Dissolve to The Metropolitan Moopera, curtain rising. U% Moo emblazoned on the backdrop. 100 cows begin to sing: MOO-LIGHT, ‘ot a sou’d o’the pasture...
Anthony Tommasini's review in The New Yorker is catstatic.
….
P.S.
Mr (U%Moo) Moovoren's movie of Cows in Texas, a searing, scathing black comedy about the mistreatment of livestock in Texas for both financial, political, and intestinal gain went on to win 12 FaunKademy Awards and became the highest grossing moovie of all time. He was accused of spreading foot and mouth disease in America, fervently denied. He willingly subjected himself to humiliating medical examination. Time and time again. No proof was ever discovered. Mr Mooveren died emaciated not trusting anyone except a goat he had known since birth. A caring gazelle orderly respectfully snapped a shot of their hooves touching on his bed of hay.

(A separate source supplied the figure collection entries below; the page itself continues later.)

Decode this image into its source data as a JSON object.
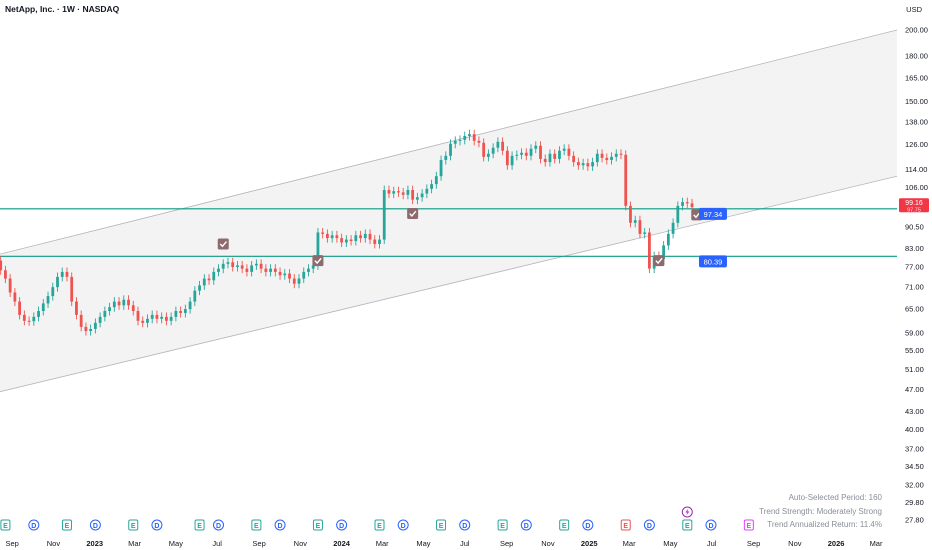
{
  "header": {
    "title": "NetApp, Inc. · 1W · NASDAQ",
    "currency": "USD"
  },
  "stats": {
    "period": "Auto-Selected Period: 160",
    "strength": "Trend Strength: Moderately Strong",
    "annual_return": "Trend Annualized Return: 11.4%"
  },
  "colors": {
    "up": "#26a69a",
    "down": "#ef5350",
    "hline": "#089981",
    "label_blue": "#2962ff",
    "price_red": "#f23645",
    "channel_fill": "#f3f3f3",
    "channel_line": "#b2b5be",
    "check_marker": "#8c6a6e"
  },
  "chart_data": {
    "type": "candlestick",
    "scale": "log",
    "y_ticks": [
      27.8,
      29.8,
      32.0,
      34.5,
      37.0,
      40.0,
      43.0,
      47.0,
      51.0,
      55.0,
      59.0,
      65.0,
      71.0,
      77.0,
      83.0,
      90.5,
      97.75,
      106.0,
      114.0,
      126.0,
      138.0,
      150.0,
      165.0,
      180.0,
      200.0
    ],
    "x_ticks": [
      {
        "label": "Sep",
        "date": "2022-09-01",
        "bold": false
      },
      {
        "label": "Nov",
        "date": "2022-11-01",
        "bold": false
      },
      {
        "label": "2023",
        "date": "2023-01-01",
        "bold": true
      },
      {
        "label": "Mar",
        "date": "2023-03-01",
        "bold": false
      },
      {
        "label": "May",
        "date": "2023-05-01",
        "bold": false
      },
      {
        "label": "Jul",
        "date": "2023-07-01",
        "bold": false
      },
      {
        "label": "Sep",
        "date": "2023-09-01",
        "bold": false
      },
      {
        "label": "Nov",
        "date": "2023-11-01",
        "bold": false
      },
      {
        "label": "2024",
        "date": "2024-01-01",
        "bold": true
      },
      {
        "label": "Mar",
        "date": "2024-03-01",
        "bold": false
      },
      {
        "label": "May",
        "date": "2024-05-01",
        "bold": false
      },
      {
        "label": "Jul",
        "date": "2024-07-01",
        "bold": false
      },
      {
        "label": "Sep",
        "date": "2024-09-01",
        "bold": false
      },
      {
        "label": "Nov",
        "date": "2024-11-01",
        "bold": false
      },
      {
        "label": "2025",
        "date": "2025-01-01",
        "bold": true
      },
      {
        "label": "Mar",
        "date": "2025-03-01",
        "bold": false
      },
      {
        "label": "May",
        "date": "2025-05-01",
        "bold": false
      },
      {
        "label": "Jul",
        "date": "2025-07-01",
        "bold": false
      },
      {
        "label": "Sep",
        "date": "2025-09-01",
        "bold": false
      },
      {
        "label": "Nov",
        "date": "2025-11-01",
        "bold": false
      },
      {
        "label": "2026",
        "date": "2026-01-01",
        "bold": true
      },
      {
        "label": "Mar",
        "date": "2026-03-01",
        "bold": false
      }
    ],
    "close_series": [
      [
        "2022-07-25",
        72.0
      ],
      [
        "2022-08-01",
        75.5
      ],
      [
        "2022-08-08",
        79.0
      ],
      [
        "2022-08-15",
        76.0
      ],
      [
        "2022-08-22",
        73.5
      ],
      [
        "2022-08-29",
        69.5
      ],
      [
        "2022-09-05",
        67.0
      ],
      [
        "2022-09-12",
        63.5
      ],
      [
        "2022-09-19",
        62.0
      ],
      [
        "2022-09-26",
        61.9
      ],
      [
        "2022-10-03",
        63.0
      ],
      [
        "2022-10-10",
        64.5
      ],
      [
        "2022-10-17",
        66.5
      ],
      [
        "2022-10-24",
        68.5
      ],
      [
        "2022-10-31",
        71.0
      ],
      [
        "2022-11-07",
        74.0
      ],
      [
        "2022-11-14",
        75.5
      ],
      [
        "2022-11-21",
        74.0
      ],
      [
        "2022-11-28",
        67.0
      ],
      [
        "2022-12-05",
        63.5
      ],
      [
        "2022-12-12",
        60.5
      ],
      [
        "2022-12-19",
        59.5
      ],
      [
        "2022-12-26",
        60.0
      ],
      [
        "2023-01-02",
        61.5
      ],
      [
        "2023-01-09",
        63.0
      ],
      [
        "2023-01-16",
        64.5
      ],
      [
        "2023-01-23",
        65.5
      ],
      [
        "2023-01-30",
        67.0
      ],
      [
        "2023-02-06",
        66.0
      ],
      [
        "2023-02-13",
        67.5
      ],
      [
        "2023-02-20",
        66.0
      ],
      [
        "2023-02-27",
        64.5
      ],
      [
        "2023-03-06",
        62.0
      ],
      [
        "2023-03-13",
        61.5
      ],
      [
        "2023-03-20",
        62.5
      ],
      [
        "2023-03-27",
        63.5
      ],
      [
        "2023-04-03",
        62.5
      ],
      [
        "2023-04-10",
        63.0
      ],
      [
        "2023-04-17",
        62.0
      ],
      [
        "2023-04-24",
        63.0
      ],
      [
        "2023-05-01",
        64.5
      ],
      [
        "2023-05-08",
        64.0
      ],
      [
        "2023-05-15",
        65.0
      ],
      [
        "2023-05-22",
        67.0
      ],
      [
        "2023-05-29",
        70.0
      ],
      [
        "2023-06-05",
        71.5
      ],
      [
        "2023-06-12",
        73.5
      ],
      [
        "2023-06-19",
        73.0
      ],
      [
        "2023-06-26",
        75.5
      ],
      [
        "2023-07-03",
        76.5
      ],
      [
        "2023-07-10",
        78.0
      ],
      [
        "2023-07-17",
        78.5
      ],
      [
        "2023-07-24",
        77.0
      ],
      [
        "2023-07-31",
        77.5
      ],
      [
        "2023-08-07",
        76.5
      ],
      [
        "2023-08-14",
        75.5
      ],
      [
        "2023-08-21",
        77.5
      ],
      [
        "2023-08-28",
        78.0
      ],
      [
        "2023-09-04",
        76.5
      ],
      [
        "2023-09-11",
        75.5
      ],
      [
        "2023-09-18",
        76.5
      ],
      [
        "2023-09-25",
        75.5
      ],
      [
        "2023-10-02",
        74.5
      ],
      [
        "2023-10-09",
        75.0
      ],
      [
        "2023-10-16",
        73.5
      ],
      [
        "2023-10-23",
        72.0
      ],
      [
        "2023-10-30",
        73.5
      ],
      [
        "2023-11-06",
        75.5
      ],
      [
        "2023-11-13",
        76.5
      ],
      [
        "2023-11-20",
        77.5
      ],
      [
        "2023-11-27",
        88.5
      ],
      [
        "2023-12-04",
        88.0
      ],
      [
        "2023-12-11",
        86.5
      ],
      [
        "2023-12-18",
        87.5
      ],
      [
        "2023-12-25",
        86.5
      ],
      [
        "2024-01-01",
        85.0
      ],
      [
        "2024-01-08",
        86.0
      ],
      [
        "2024-01-15",
        85.5
      ],
      [
        "2024-01-22",
        87.5
      ],
      [
        "2024-01-29",
        86.5
      ],
      [
        "2024-02-05",
        88.0
      ],
      [
        "2024-02-12",
        86.0
      ],
      [
        "2024-02-19",
        84.5
      ],
      [
        "2024-02-26",
        86.0
      ],
      [
        "2024-03-04",
        105.0
      ],
      [
        "2024-03-11",
        103.5
      ],
      [
        "2024-03-18",
        104.5
      ],
      [
        "2024-03-25",
        104.0
      ],
      [
        "2024-04-01",
        103.0
      ],
      [
        "2024-04-08",
        105.0
      ],
      [
        "2024-04-15",
        101.0
      ],
      [
        "2024-04-22",
        102.0
      ],
      [
        "2024-04-29",
        103.5
      ],
      [
        "2024-05-06",
        105.5
      ],
      [
        "2024-05-13",
        107.5
      ],
      [
        "2024-05-20",
        111.0
      ],
      [
        "2024-05-27",
        118.5
      ],
      [
        "2024-06-03",
        120.5
      ],
      [
        "2024-06-10",
        126.5
      ],
      [
        "2024-06-17",
        128.0
      ],
      [
        "2024-06-24",
        128.5
      ],
      [
        "2024-07-01",
        130.5
      ],
      [
        "2024-07-08",
        131.5
      ],
      [
        "2024-07-15",
        128.0
      ],
      [
        "2024-07-22",
        127.0
      ],
      [
        "2024-07-29",
        120.0
      ],
      [
        "2024-08-05",
        121.5
      ],
      [
        "2024-08-12",
        124.5
      ],
      [
        "2024-08-19",
        127.5
      ],
      [
        "2024-08-26",
        123.0
      ],
      [
        "2024-09-02",
        116.0
      ],
      [
        "2024-09-09",
        120.5
      ],
      [
        "2024-09-16",
        121.0
      ],
      [
        "2024-09-23",
        122.0
      ],
      [
        "2024-09-30",
        120.5
      ],
      [
        "2024-10-07",
        124.0
      ],
      [
        "2024-10-14",
        125.5
      ],
      [
        "2024-10-21",
        119.0
      ],
      [
        "2024-10-28",
        117.5
      ],
      [
        "2024-11-04",
        121.5
      ],
      [
        "2024-11-11",
        119.0
      ],
      [
        "2024-11-18",
        123.0
      ],
      [
        "2024-11-25",
        124.0
      ],
      [
        "2024-12-02",
        120.5
      ],
      [
        "2024-12-09",
        117.5
      ],
      [
        "2024-12-16",
        116.0
      ],
      [
        "2024-12-23",
        117.0
      ],
      [
        "2024-12-30",
        115.5
      ],
      [
        "2025-01-06",
        117.5
      ],
      [
        "2025-01-13",
        121.5
      ],
      [
        "2025-01-20",
        119.5
      ],
      [
        "2025-01-27",
        118.5
      ],
      [
        "2025-02-03",
        120.0
      ],
      [
        "2025-02-10",
        121.5
      ],
      [
        "2025-02-17",
        121.0
      ],
      [
        "2025-02-24",
        98.5
      ],
      [
        "2025-03-03",
        92.0
      ],
      [
        "2025-03-10",
        93.0
      ],
      [
        "2025-03-17",
        88.0
      ],
      [
        "2025-03-24",
        88.5
      ],
      [
        "2025-03-31",
        76.5
      ],
      [
        "2025-04-07",
        80.5
      ],
      [
        "2025-04-14",
        79.5
      ],
      [
        "2025-04-21",
        84.0
      ],
      [
        "2025-04-28",
        88.0
      ],
      [
        "2025-05-05",
        92.0
      ],
      [
        "2025-05-12",
        98.5
      ],
      [
        "2025-05-19",
        100.0
      ],
      [
        "2025-05-26",
        99.5
      ],
      [
        "2025-06-02",
        98.0
      ]
    ],
    "horizontal_lines": [
      {
        "price": 97.34,
        "label": "97.34",
        "label_date": "2025-06-30"
      },
      {
        "price": 80.39,
        "label": "80.39",
        "label_date": "2025-06-30"
      }
    ],
    "current_price": {
      "value": "99.16",
      "secondary": "97.75"
    },
    "channel": {
      "upper_start": {
        "date": "2022-07-25",
        "price": 80.0
      },
      "upper_end": {
        "date": "2026-04-01",
        "price": 200.0
      },
      "lower_start": {
        "date": "2022-07-25",
        "price": 46.0
      },
      "lower_end": {
        "date": "2026-04-01",
        "price": 111.0
      }
    },
    "check_markers": [
      {
        "date": "2022-08-01",
        "price": 84.5
      },
      {
        "date": "2023-07-10",
        "price": 84.5
      },
      {
        "date": "2023-11-27",
        "price": 79.0
      },
      {
        "date": "2024-04-15",
        "price": 95.5
      },
      {
        "date": "2025-04-14",
        "price": 79.0
      },
      {
        "date": "2025-06-09",
        "price": 95.0
      }
    ],
    "events": [
      {
        "type": "E",
        "date": "2022-08-22",
        "color": "#26a69a"
      },
      {
        "type": "D",
        "date": "2022-10-03",
        "color": "#2962ff"
      },
      {
        "type": "E",
        "date": "2022-11-21",
        "color": "#26a69a"
      },
      {
        "type": "D",
        "date": "2023-01-02",
        "color": "#2962ff"
      },
      {
        "type": "E",
        "date": "2023-02-27",
        "color": "#26a69a"
      },
      {
        "type": "D",
        "date": "2023-04-03",
        "color": "#2962ff"
      },
      {
        "type": "E",
        "date": "2023-06-05",
        "color": "#26a69a"
      },
      {
        "type": "D",
        "date": "2023-07-03",
        "color": "#2962ff"
      },
      {
        "type": "E",
        "date": "2023-08-28",
        "color": "#26a69a"
      },
      {
        "type": "D",
        "date": "2023-10-02",
        "color": "#2962ff"
      },
      {
        "type": "E",
        "date": "2023-11-27",
        "color": "#26a69a"
      },
      {
        "type": "D",
        "date": "2024-01-01",
        "color": "#2962ff"
      },
      {
        "type": "E",
        "date": "2024-02-26",
        "color": "#26a69a"
      },
      {
        "type": "D",
        "date": "2024-04-01",
        "color": "#2962ff"
      },
      {
        "type": "E",
        "date": "2024-05-27",
        "color": "#26a69a"
      },
      {
        "type": "D",
        "date": "2024-07-01",
        "color": "#2962ff"
      },
      {
        "type": "E",
        "date": "2024-08-26",
        "color": "#26a69a"
      },
      {
        "type": "D",
        "date": "2024-09-30",
        "color": "#2962ff"
      },
      {
        "type": "E",
        "date": "2024-11-25",
        "color": "#26a69a"
      },
      {
        "type": "D",
        "date": "2024-12-30",
        "color": "#2962ff"
      },
      {
        "type": "E",
        "date": "2025-02-24",
        "color": "#ef5350"
      },
      {
        "type": "D",
        "date": "2025-03-31",
        "color": "#2962ff"
      },
      {
        "type": "E",
        "date": "2025-05-26",
        "color": "#26a69a"
      },
      {
        "type": "D",
        "date": "2025-06-30",
        "color": "#2962ff"
      },
      {
        "type": "E",
        "date": "2025-08-25",
        "color": "#e040fb"
      }
    ],
    "flash_event_date": "2025-05-26"
  }
}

Moo at the Mootropolitan Opera sold out solidly for 45 days. Another record. A moore diverse crowd that venue had never witnessed in its history.
An 1,000 a cappella moo choir sang at his funeral.
Where the enormous choir cow pat shat, a forest of trees grows now in Moo's memory. He always questioned the grass.
A year after the funeral The Moo-Man CowPat Chorale was formed. Their version of Moo River went platinum and is now heard all over the air-waves every Christmas. It is also a favorite in Japan, where each year in Hokkaido a Moo Fest is held and Japanese rabbits dress up as, guess what..?!
Five years later, NASA launched a probe to Saturn's moon Enceladus. To date it is the only space vehicle to be named after an animal: Moovoren 1
As for Billy the Goat? Well, that's another story…
[No humans was harmed in he making of this film, only the bruising of their egos.]